There are many different ideologies on the left and the right who support this idea. Just because a market is free does not mean the market is free to take a dump everywhere and turn society into a cesspool for the sake of “economic liberty”. For example, Dr. Ron Paul, as would be expected of someone his age, believes in American-made, and an end to outsourcing. That does not mean he believes in federal regulations enforcing that scenario, but it is still the world he WANTS to see. Pat Buchanan, who identifies as paleoconservative instead of libertarian, believes in US non-intervention, closed borders, and economic nationalism. He ran for president unsuccessfully on the Reform Party ticket in 2000, like Ross Perot did in 1996, who also cannot be called a libertarian. On what is known as the “far right fringe,” or ultra-nationalism, there is great hatred towards free markets, libertarianism, Ayn Rand, and borderless capitalism, mostly due to illegal immigration, outsourcing, and backroom corporate deals with China.

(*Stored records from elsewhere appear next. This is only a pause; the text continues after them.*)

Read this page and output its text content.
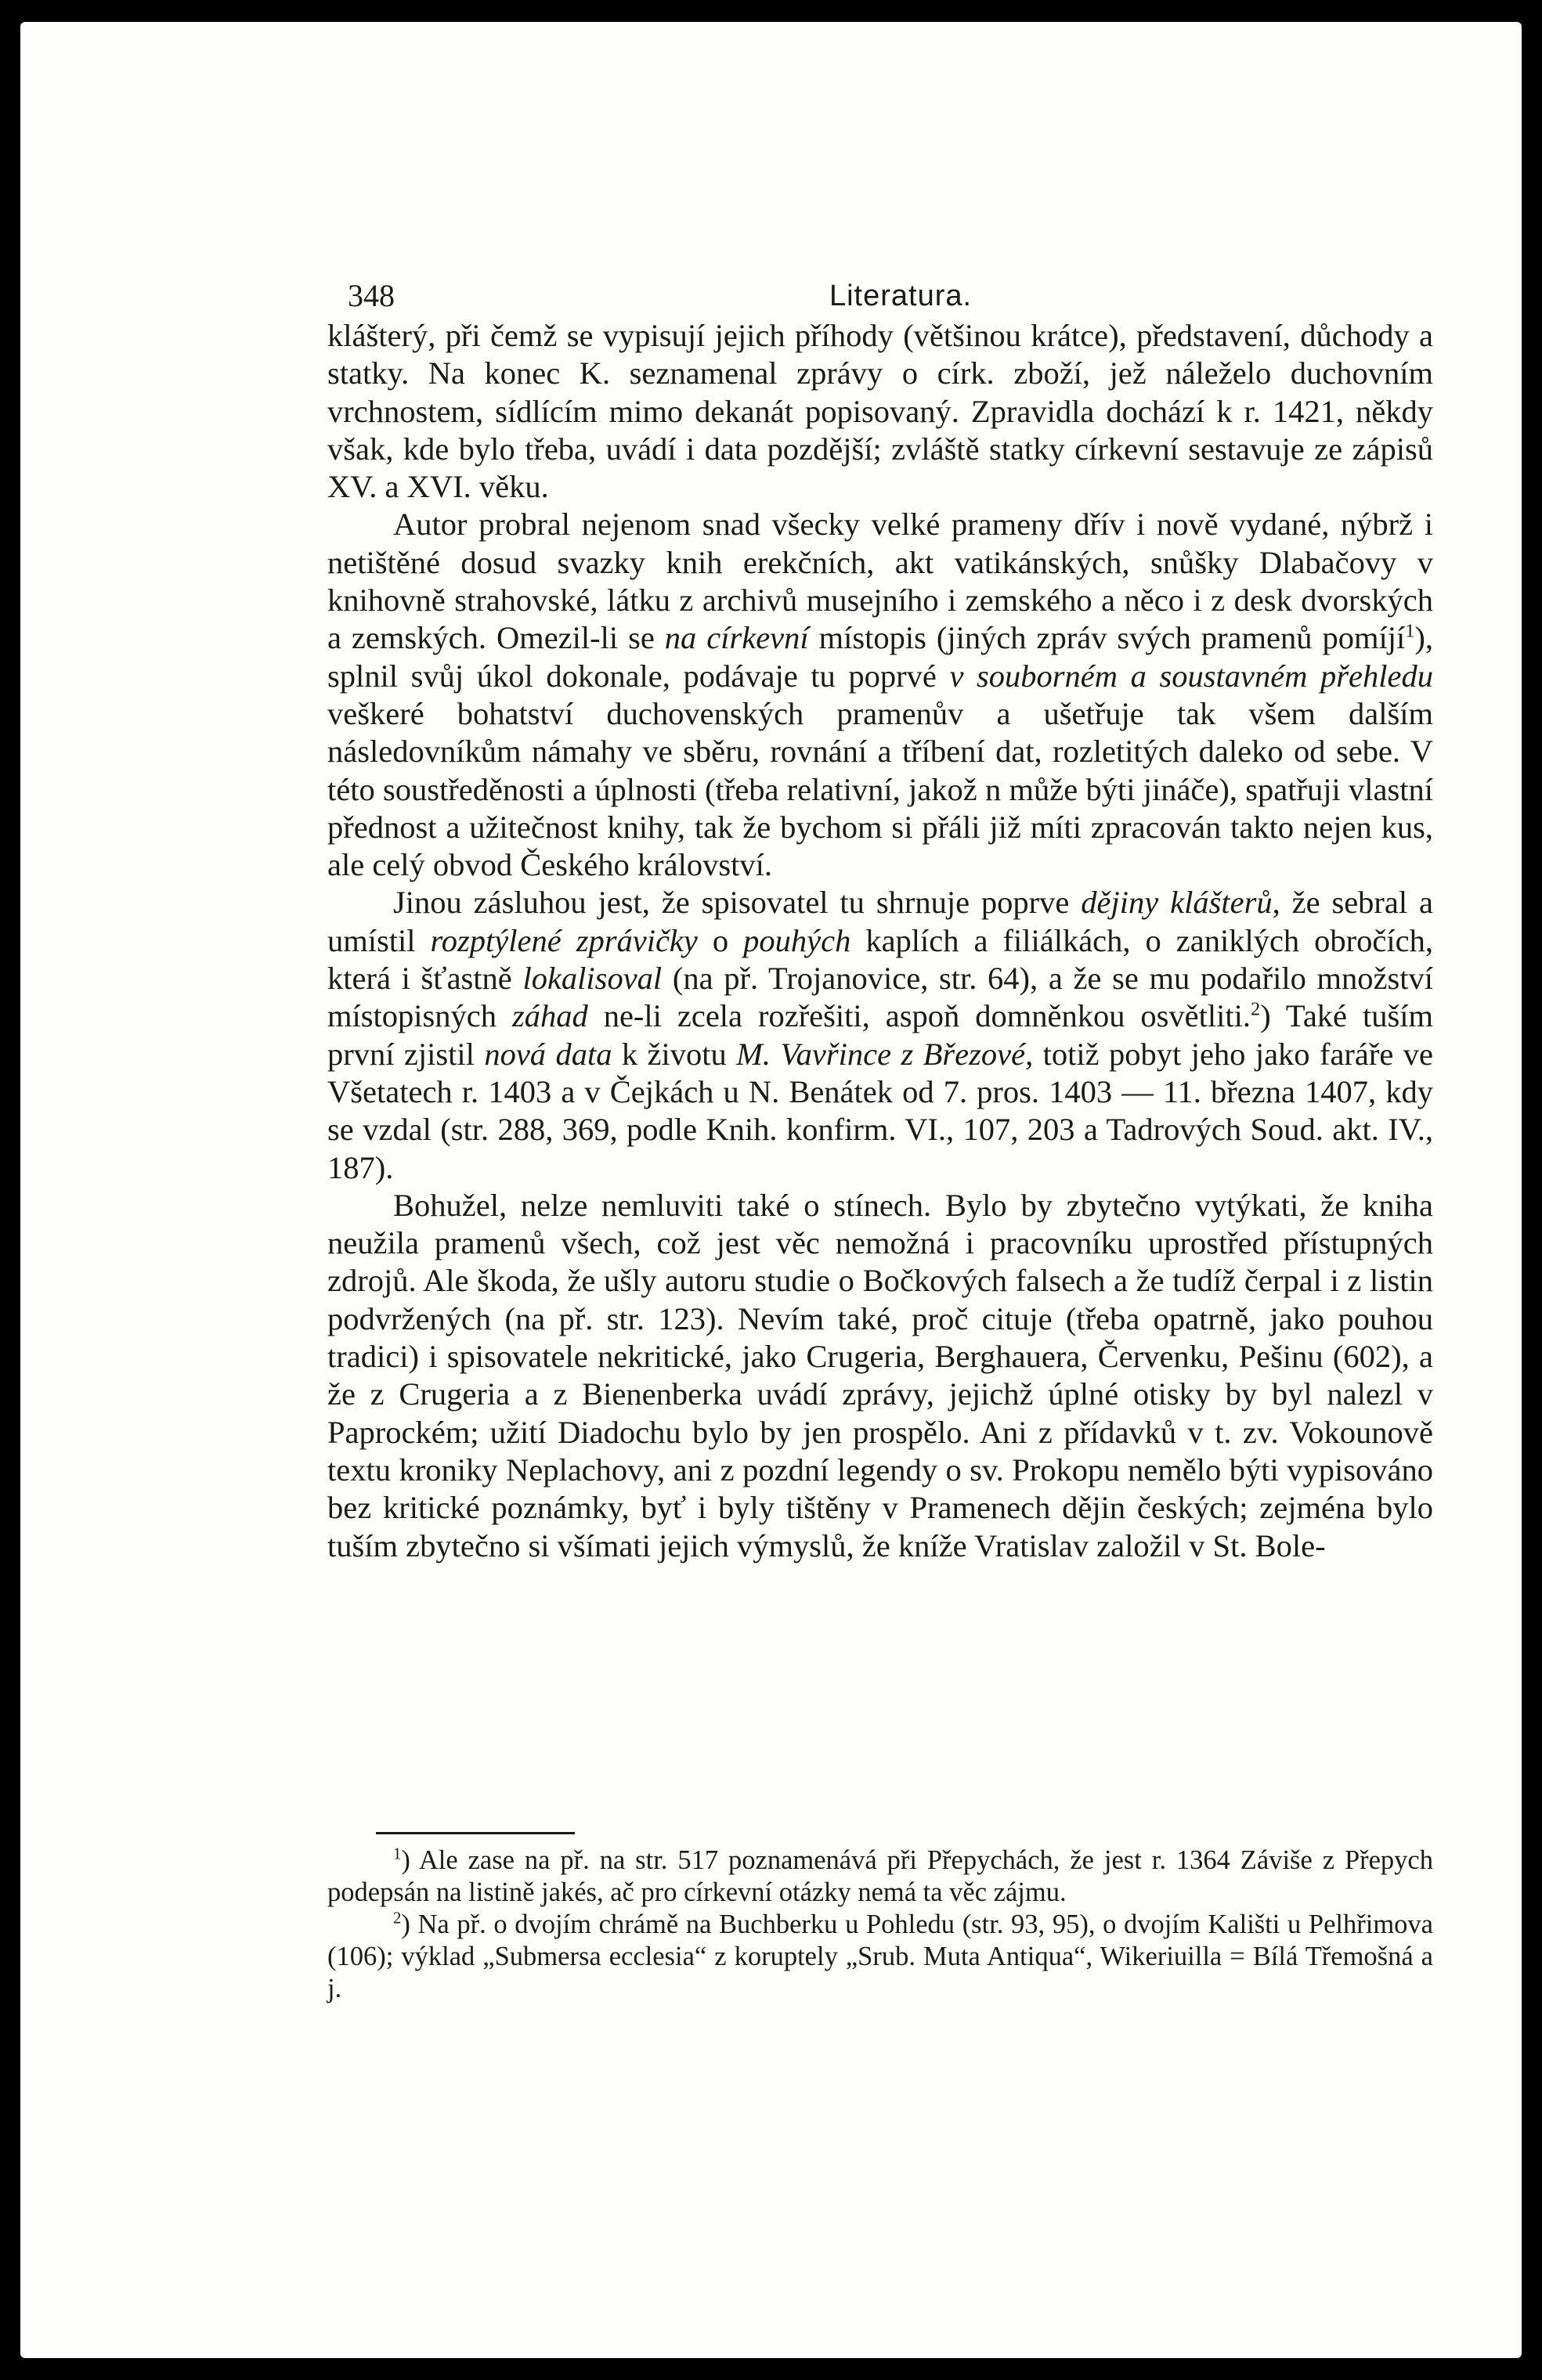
348	Literatura.

klášterý, při čemž se vypisují jejich příhody (většinou krátce), představení, důchody a statky. Na konec K. seznamenal zprávy o círk. zboží, jež náleželo duchovním vrchnostem, sídlícím mimo dekanát popisovaný. Zpravidla dochází k r. 1421, někdy však, kde bylo třeba, uvádí i data pozdější; zvláště statky církevní sestavuje ze zápisů XV. a XVI. věku.

Autor probral nejenom snad všecky velké prameny dřív i nově vydané, nýbrž i netištěné dosud svazky knih erekčních, akt vatikánských, snůšky Dlabačovy v knihovně strahovské, látku z archivů musejního i zemského a něco i z desk dvorských a zemských. Omezil-li se na církevní místopis (jiných zpráv svých pramenů pomíjí$^1$), splnil svůj úkol dokonale, podávaje tu poprvé v souborném a soustavném přehledu veškeré bohatství duchovenských pramenův a ušetřuje tak všem dalším následovníkům námahy ve sběru, rovnání a tříbení dat, rozletitých daleko od sebe. V této soustředěnosti a úplnosti (třeba relativní, jakož n může býti jináče), spatřuji vlastní přednost a užitečnost knihy, tak že bychom si přáli již míti zpracován takto nejen kus, ale celý obvod Českého království.

Jinou zásluhou jest, že spisovatel tu shrnuje poprve dějiny klášterů, že sebral a umístil rozptýlené zprávičky o pouhých kaplích a filiálkách, o zaniklých obročích, která i šťastně lokalisoval (na př. Trojanovice, str. 64), a že se mu podařilo množství místopisných záhad ne-li zcela rozřešiti, aspoň domněnkou osvětliti.$^2$) Také tuším první zjistil nová data k životu M. Vavřince z Březové, totiž pobyt jeho jako faráře ve Všetatech r. 1403 a v Čejkách u N. Benátek od 7. pros. 1403 — 11. března 1407, kdy se vzdal (str. 288, 369, podle Knih. konfirm. VI., 107, 203 a Tadrových Soud. akt. IV., 187).

Bohužel, nelze nemluviti také o stínech. Bylo by zbytečno vytýkati, že kniha neužila pramenů všech, což jest věc nemožná i pracovníku uprostřed přístupných zdrojů. Ale škoda, že ušly autoru studie o Bočkových falsech a že tudíž čerpal i z listin podvržených (na př. str. 123). Nevím také, proč cituje (třeba opatrně, jako pouhou tradici) i spisovatele nekritické, jako Crugeria, Berghauera, Červenku, Pešinu (602), a že z Crugeria a z Bienenberka uvádí zprávy, jejichž úplné otisky by byl nalezl v Paprockém; užití Diadochu bylo by jen prospělo. Ani z přídavků v t. zv. Vokounově textu kroniky Neplachovy, ani z pozdní legendy o sv. Prokopu nemělo býti vypisováno bez kritické poznámky, byť i byly tištěny v Pramenech dějin českých; zejména bylo tuším zbytečno si všímati jejich výmyslů, že kníže Vratislav založil v St. Bole-

$^1$) Ale zase na př. na str. 517 poznamenává při Přepychách, že jest r. 1364 Záviše z Přepych podepsán na listině jakés, ač pro církevní otázky nemá ta věc zájmu.

$^2$) Na př. o dvojím chrámě na Buchberku u Pohledu (str. 93, 95), o dvojím Kališti u Pelhřimova (106); výklad „Submersa ecclesia“ z koruptely „Srub. Muta Antiqua“, Wikeriuilla = Bílá Třemošná a j.
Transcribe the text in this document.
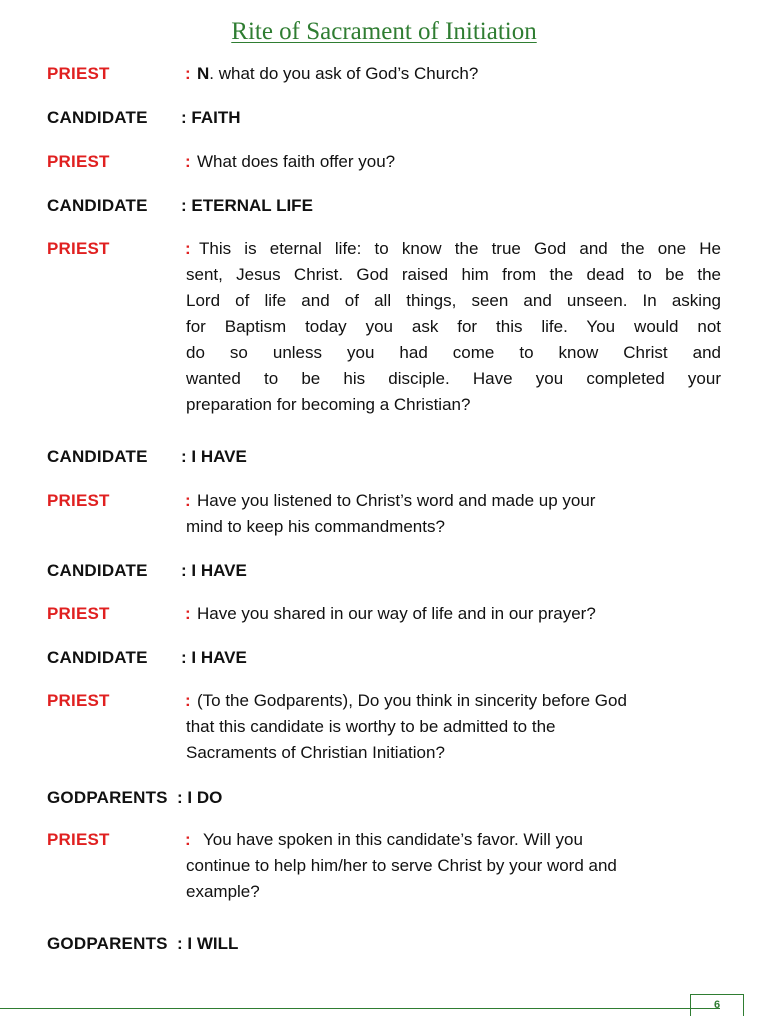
Rite of Sacrament of Initiation
PRIEST	: N. what do you ask of God’s Church?
CANDIDATE : FAITH
PRIEST	: What does faith offer you?
CANDIDATE : ETERNAL LIFE
PRIEST	: This is eternal life: to know the true God and the one He
sent, Jesus Christ. God raised him from the dead to be the
Lord of life and of all things, seen and unseen. In asking
for Baptism today you ask for this life. You would not
do so unless you had come to know Christ and
wanted to be his disciple. Have you completed your
preparation for becoming a Christian?
CANDIDATE : I HAVE
PRIEST	: Have you listened to Christ’s word and made up your
mind to keep his commandments?
CANDIDATE : I HAVE
PRIEST	: Have you shared in our way of life and in our prayer?
CANDIDATE : I HAVE
PRIEST	: (To the Godparents), Do you think in sincerity before God
that this candidate is worthy to be admitted to the
Sacraments of Christian Initiation?
GODPARENTS : I DO
PRIEST	: You have spoken in this candidate’s favor. Will you
continue to help him/her to serve Christ by your word and
example?
GODPARENTS : I WILL
6
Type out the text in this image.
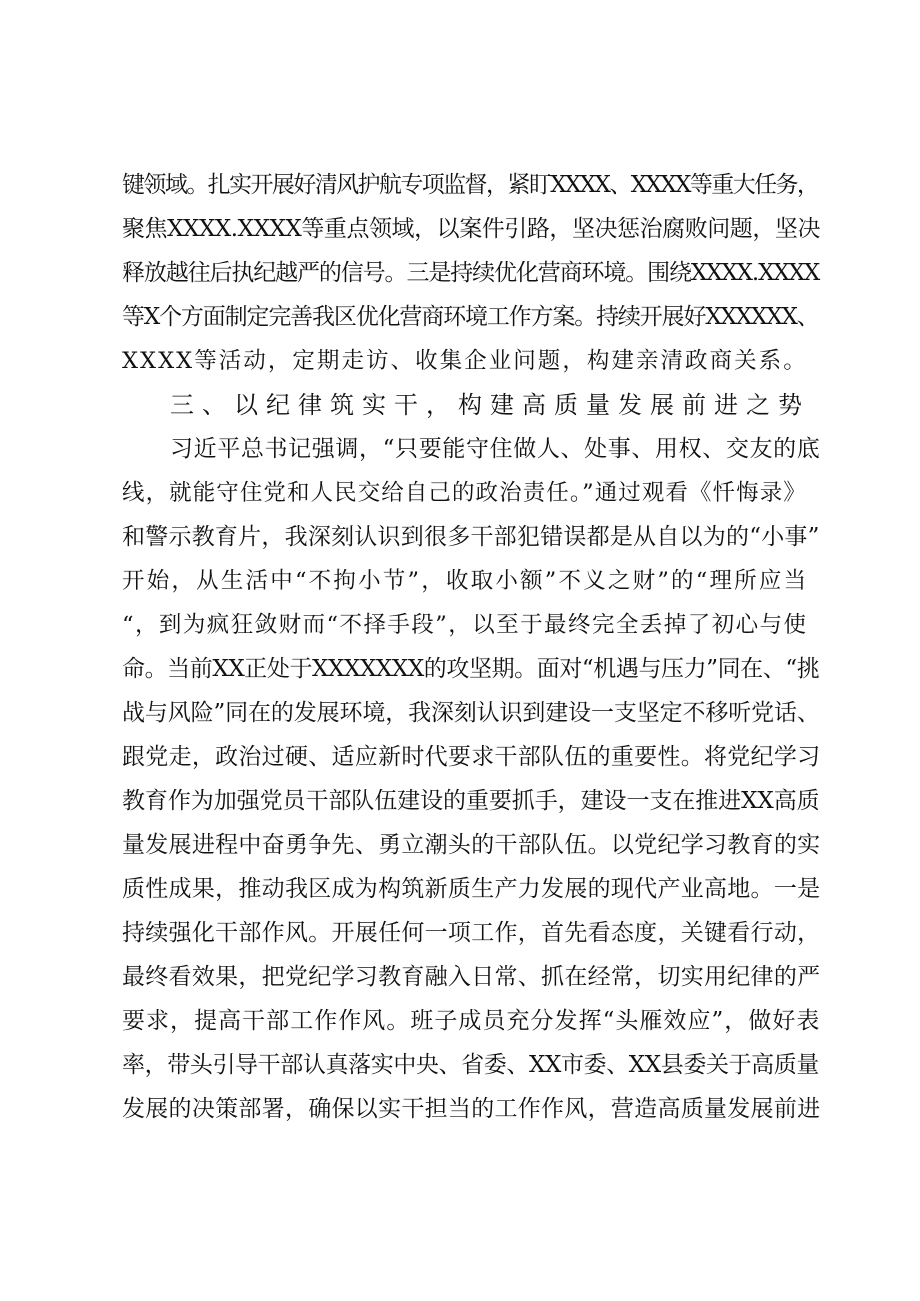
键领域。扎实开展好清风护航专项监督，紧盯XXXX、XXXX等重大任务，
聚焦XXXX.XXXX等重点领域，以案件引路，坚决惩治腐败问题，坚决
释放越往后执纪越严的信号。三是持续优化营商环境。围绕XXXX.XXXX
等X个方面制定完善我区优化营商环境工作方案。持续开展好XXXXXX、
XXXX等活动，定期走访、收集企业问题，构建亲清政商关系。
三、以纪律筑实干，构建高质量发展前进之势
习近平总书记强调，“只要能守住做人、处事、用权、交友的底
线，就能守住党和人民交给自己的政治责任。”通过观看《忏悔录》
和警示教育片，我深刻认识到很多干部犯错误都是从自以为的“小事”
开始，从生活中“不拘小节”，收取小额”不义之财”的“理所应当
“，到为疯狂敛财而“不择手段”，以至于最终完全丢掉了初心与使
命。当前XX正处于XXXXXXX的攻坚期。面对“机遇与压力”同在、“挑
战与风险”同在的发展环境，我深刻认识到建设一支坚定不移听党话、
跟党走，政治过硬、适应新时代要求干部队伍的重要性。将党纪学习
教育作为加强党员干部队伍建设的重要抓手，建设一支在推进XX高质
量发展进程中奋勇争先、勇立潮头的干部队伍。以党纪学习教育的实
质性成果，推动我区成为构筑新质生产力发展的现代产业高地。一是
持续强化干部作风。开展任何一项工作，首先看态度，关键看行动，
最终看效果，把党纪学习教育融入日常、抓在经常，切实用纪律的严
要求，提高干部工作作风。班子成员充分发挥“头雁效应”，做好表
率，带头引导干部认真落实中央、省委、XX市委、XX县委关于高质量
发展的决策部署，确保以实干担当的工作作风，营造高质量发展前进
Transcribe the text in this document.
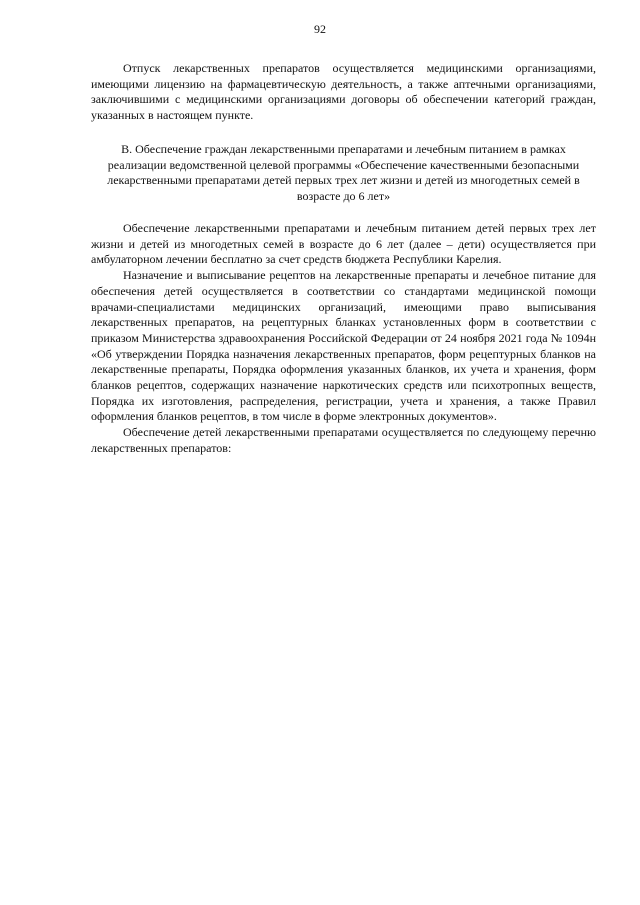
92

Отпуск лекарственных препаратов осуществляется медицинскими организациями, имеющими лицензию на фармацевтическую деятельность, а также аптечными организациями, заключившими с медицинскими организациями договоры об обеспечении категорий граждан, указанных в настоящем пункте.

В. Обеспечение граждан лекарственными препаратами и лечебным питанием в рамках реализации ведомственной целевой программы «Обеспечение качественными безопасными лекарственными препаратами детей первых трех лет жизни и детей из многодетных семей в возрасте до 6 лет»

Обеспечение лекарственными препаратами и лечебным питанием детей первых трех лет жизни и детей из многодетных семей в возрасте до 6 лет (далее – дети) осуществляется при амбулаторном лечении бесплатно за счет средств бюджета Республики Карелия.

Назначение и выписывание рецептов на лекарственные препараты и лечебное питание для обеспечения детей осуществляется в соответствии со стандартами медицинской помощи врачами-специалистами медицинских организаций, имеющими право выписывания лекарственных препаратов, на рецептурных бланках установленных форм в соответствии с приказом Министерства здравоохранения Российской Федерации от 24 ноября 2021 года № 1094н «Об утверждении Порядка назначения лекарственных препаратов, форм рецептурных бланков на лекарственные препараты, Порядка оформления указанных бланков, их учета и хранения, форм бланков рецептов, содержащих назначение наркотических средств или психотропных веществ, Порядка их изготовления, распределения, регистрации, учета и хранения, а также Правил оформления бланков рецептов, в том числе в форме электронных документов».

Обеспечение детей лекарственными препаратами осуществляется по следующему перечню лекарственных препаратов:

One such capitalist from the 20th century was Mr. Henry Ford, a right-wing extremist with voluntarily progressive economic practices. Henry Ford is well-known for his paranoid rants about “the Jews” infiltrating labor unions to bring the communist revolution to the US, as was a typical canard from the era. The way he dealt with his Red Scare paranoia, however, was peculiar, yet constructive. He began paying his workers at the motor plants higher wages, so he could build a product that his workers could afford. He wanted to give the communist-infiltrated unions no excuse to organize and agitate on his plant grounds. As a result, he could not be the evil, greedy capitalist they wanted to paint him as. With happy, well-paid workers, professional labor leaders from communist or socialist organizations had no audience at Ford’s motor plant.

The libertarian in me knows all too well that Wal-Mart and McDonalds are ALREADY meeting the tax bracket and red tape that federal regulations are throwing up, which kill mom-and-pop businesses in record numbers. Progressives must understand that just “raising the minimum wage”, because their hearts bleed for human rights will not be a long-term solution. The populist in me however, realizes that corporate shareholders evading a living wage is not a long-term solution either. Any Atlas Shrugged disciple who puts the “economic liberty” of the Waltons above the well-being of the working-middle classes who have to pay taxes for Wal-Mart employees’ public assistance is just as delusional and ignorant as liberal activists who support policy based on emotion.